John Bundrick MD -- you are not correctly managing ACNES at Mayo Clinic. You need to undo all the common mass closure deformities done for obsolete neurectomies because your Surgical Service can't tell a 'neuroma' from an entrapped nerve, and can't do a Carnett's test - and you need to keep these patients out of the OR by correct triage. Plastics can't be turfing ACNES to Dr. Sarr.
This wouldn't be so bad except that it occurs so commonly. Carnett, in the early 20th century, claimed to have seen three patients per week with this diagnosis, and as many as three per day in consultations sessions - the problem is that when Dr. Sarr sees these patients, he schedules them for his suddenly available OR slot and painfully deforms them with an obsolete procedure - they are not urgent procedures - or procedures to 'get in' before the next flight out.
This 'practice' should have gone out in the early 20th century - and still is going on in the early 21st century at Mayo Clinic.
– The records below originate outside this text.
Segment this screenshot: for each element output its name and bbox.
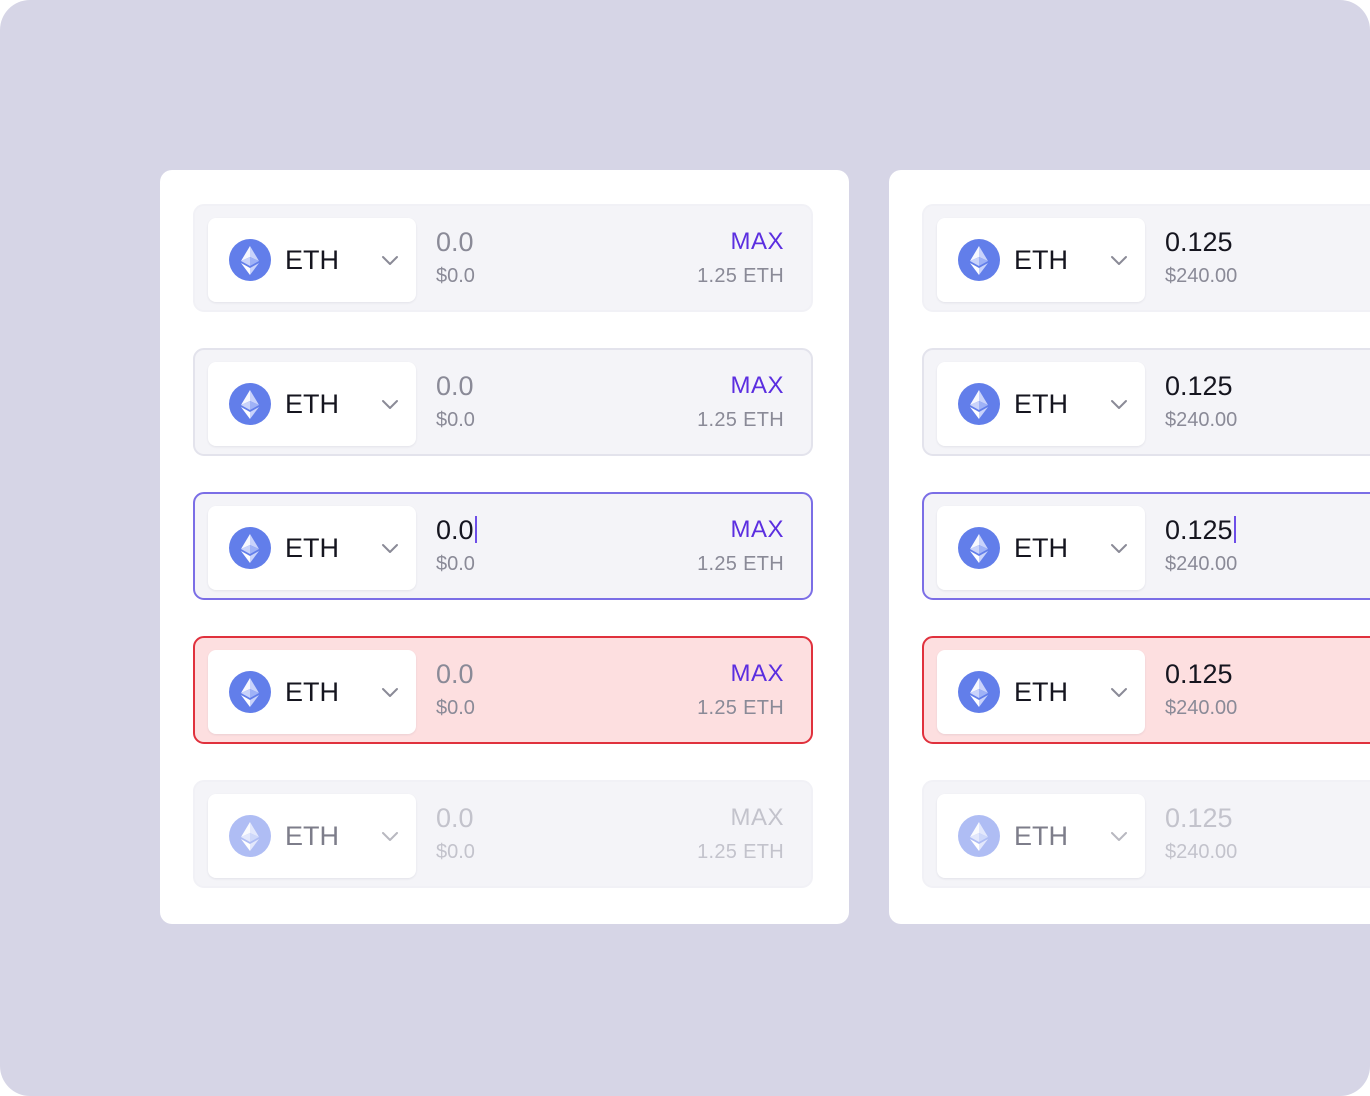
amount-value: 0.0 [436, 515, 474, 545]
fiat-value: $240.00 [1165, 265, 1238, 287]
chevron-down-icon[interactable] [1109, 538, 1129, 558]
chevron-down-icon [380, 826, 400, 846]
token-selector: ETH [208, 794, 416, 878]
amount-field-disabled: ETH 0.125 $240.00 [922, 780, 1370, 888]
max-button[interactable]: MAX [730, 660, 784, 687]
fiat-value: $240.00 [1165, 841, 1238, 863]
max-button[interactable]: MAX [730, 228, 784, 255]
token-selector[interactable]: ETH [937, 506, 1145, 590]
ethereum-icon [958, 239, 1000, 281]
ethereum-icon [958, 383, 1000, 425]
amount-field-default[interactable]: ETH 0.125 $240.00 [922, 204, 1370, 312]
amount-field-disabled: ETH 0.0 $0.0 MAX 1.25 ETH [193, 780, 813, 888]
amount-input[interactable]: 0.125 [1165, 514, 1236, 546]
amount-input[interactable]: 0.125 [1165, 227, 1233, 257]
ethereum-icon [958, 527, 1000, 569]
token-symbol: ETH [1014, 245, 1068, 275]
amount-field-default[interactable]: ETH 0.0 $0.0 MAX 1.25 ETH [193, 204, 813, 312]
fiat-value: $0.0 [436, 697, 475, 719]
ethereum-icon [229, 383, 271, 425]
ethereum-icon [229, 239, 271, 281]
balance-label: 1.25 ETH [697, 553, 784, 575]
ethereum-icon [229, 527, 271, 569]
chevron-down-icon[interactable] [380, 250, 400, 270]
token-selector[interactable]: ETH [937, 218, 1145, 302]
fiat-value: $240.00 [1165, 553, 1238, 575]
chevron-down-icon[interactable] [380, 538, 400, 558]
token-symbol: ETH [285, 533, 339, 563]
token-symbol: ETH [1014, 533, 1068, 563]
amount-input[interactable]: 0.0 [436, 514, 477, 546]
token-selector[interactable]: ETH [208, 650, 416, 734]
token-selector[interactable]: ETH [937, 650, 1145, 734]
amount-field-hover[interactable]: ETH 0.125 $240.00 [922, 348, 1370, 456]
token-symbol: ETH [285, 245, 339, 275]
text-caret [1233, 516, 1236, 543]
chevron-down-icon[interactable] [1109, 682, 1129, 702]
token-symbol: ETH [1014, 821, 1068, 851]
token-selector[interactable]: ETH [937, 362, 1145, 446]
token-selector[interactable]: ETH [208, 362, 416, 446]
chevron-down-icon[interactable] [1109, 394, 1129, 414]
token-symbol: ETH [285, 389, 339, 419]
fiat-value: $240.00 [1165, 697, 1238, 719]
amount-input[interactable]: 0.125 [1165, 659, 1233, 689]
balance-label: 1.25 ETH [697, 265, 784, 287]
right-panel: ETH 0.125 $240.00 ETH 0.125 $240.00 ETH … [889, 170, 1370, 924]
max-button[interactable]: MAX [730, 372, 784, 399]
amount-input: 0.125 [1165, 803, 1233, 833]
token-symbol: ETH [1014, 389, 1068, 419]
ethereum-icon [229, 671, 271, 713]
token-selector: ETH [937, 794, 1145, 878]
ethereum-icon [229, 815, 271, 857]
amount-field-focus[interactable]: ETH 0.0 $0.0 MAX 1.25 ETH [193, 492, 813, 600]
ethereum-icon [958, 671, 1000, 713]
max-button[interactable]: MAX [730, 516, 784, 543]
fiat-value: $0.0 [436, 553, 475, 575]
fiat-value: $240.00 [1165, 409, 1238, 431]
amount-field-hover[interactable]: ETH 0.0 $0.0 MAX 1.25 ETH [193, 348, 813, 456]
balance-label: 1.25 ETH [697, 409, 784, 431]
token-selector[interactable]: ETH [208, 218, 416, 302]
max-button: MAX [730, 804, 784, 831]
amount-input[interactable]: 0.125 [1165, 371, 1233, 401]
token-symbol: ETH [285, 677, 339, 707]
amount-field-error[interactable]: ETH 0.125 $240.00 [922, 636, 1370, 744]
chevron-down-icon [1109, 826, 1129, 846]
ethereum-icon [958, 815, 1000, 857]
balance-label: 1.25 ETH [697, 697, 784, 719]
balance-label: 1.25 ETH [697, 841, 784, 863]
amount-input[interactable]: 0.0 [436, 371, 474, 401]
amount-input[interactable]: 0.0 [436, 659, 474, 689]
text-caret [474, 516, 477, 543]
amount-value: 0.125 [1165, 515, 1233, 545]
fiat-value: $0.0 [436, 265, 475, 287]
token-selector[interactable]: ETH [208, 506, 416, 590]
amount-field-focus[interactable]: ETH 0.125 $240.00 [922, 492, 1370, 600]
token-symbol: ETH [285, 821, 339, 851]
left-panel: ETH 0.0 $0.0 MAX 1.25 ETH ETH 0.0 $0.0 M… [160, 170, 849, 924]
chevron-down-icon[interactable] [1109, 250, 1129, 270]
fiat-value: $0.0 [436, 841, 475, 863]
amount-field-error[interactable]: ETH 0.0 $0.0 MAX 1.25 ETH [193, 636, 813, 744]
fiat-value: $0.0 [436, 409, 475, 431]
amount-input[interactable]: 0.0 [436, 227, 474, 257]
chevron-down-icon[interactable] [380, 682, 400, 702]
amount-input: 0.0 [436, 803, 474, 833]
token-symbol: ETH [1014, 677, 1068, 707]
chevron-down-icon[interactable] [380, 394, 400, 414]
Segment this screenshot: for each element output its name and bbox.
Dr. Bundrick looks the other way for this quota procedure, while an objecting woman MD gets served 'defamation' suit papers from Dr. Sarr & Mayo Clinic. Dr. Bundrick doesn't answer his mail, nor arrange for the Surgical Services to stop the butchery - Sarr charges about $1000 to remove a nerve and practice a common mass closure. And the sadistic surgical resident staff love the practice - they don't know a Carnett's test from a Kocher maneuver.
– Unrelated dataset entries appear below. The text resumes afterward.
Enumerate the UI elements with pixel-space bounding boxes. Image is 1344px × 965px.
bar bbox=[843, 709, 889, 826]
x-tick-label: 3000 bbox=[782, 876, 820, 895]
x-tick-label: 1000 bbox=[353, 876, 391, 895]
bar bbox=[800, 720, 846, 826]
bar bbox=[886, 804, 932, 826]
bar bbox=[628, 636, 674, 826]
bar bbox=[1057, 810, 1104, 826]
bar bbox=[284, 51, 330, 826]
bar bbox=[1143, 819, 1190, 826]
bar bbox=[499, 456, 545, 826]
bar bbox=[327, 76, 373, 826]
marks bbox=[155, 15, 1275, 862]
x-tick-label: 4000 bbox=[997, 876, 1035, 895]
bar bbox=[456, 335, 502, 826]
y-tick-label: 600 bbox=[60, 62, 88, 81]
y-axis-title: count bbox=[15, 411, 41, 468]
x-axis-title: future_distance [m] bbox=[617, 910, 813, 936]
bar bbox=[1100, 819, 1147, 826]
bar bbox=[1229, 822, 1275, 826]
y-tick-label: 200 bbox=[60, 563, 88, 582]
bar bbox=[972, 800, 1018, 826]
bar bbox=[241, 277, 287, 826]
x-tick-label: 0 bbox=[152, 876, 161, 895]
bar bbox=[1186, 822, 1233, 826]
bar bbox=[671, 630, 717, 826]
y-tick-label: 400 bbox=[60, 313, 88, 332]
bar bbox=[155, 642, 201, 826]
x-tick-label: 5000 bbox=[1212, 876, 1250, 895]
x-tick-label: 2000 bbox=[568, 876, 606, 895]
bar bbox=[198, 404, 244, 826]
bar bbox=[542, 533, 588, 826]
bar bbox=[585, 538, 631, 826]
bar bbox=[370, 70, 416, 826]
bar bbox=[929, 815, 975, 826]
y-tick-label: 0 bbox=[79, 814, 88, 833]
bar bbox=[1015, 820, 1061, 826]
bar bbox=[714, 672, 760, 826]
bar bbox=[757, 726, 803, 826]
When a patient is seen for abdominal pain without other clinically significant symptoms, ACNES should be high on the list of likely diagnoses - the nurses should be able to triage this at Mayo. But a woman patient shouldn't have to diagnose herself, inject herself - or deal with the ignorant Sarrisms.
Complete relief of the pain by the anesthetic agent establishes the diagnosis and is therapeutic - doesn't deform the abdominal wall further to create more ACNES. Almost everyone who has written about abdominal wall pain overlooks the diagnosis . . . but that does not excuse the ignorance or the anachronistic surgical behaviors at Mayo continuing long past the early 20th century. This wouldn't be on ripoff if John Bundrick would answer his mail, and assure that no women is in the Rochester St. Mary's OR this morning for a neurectomy with common mass closure.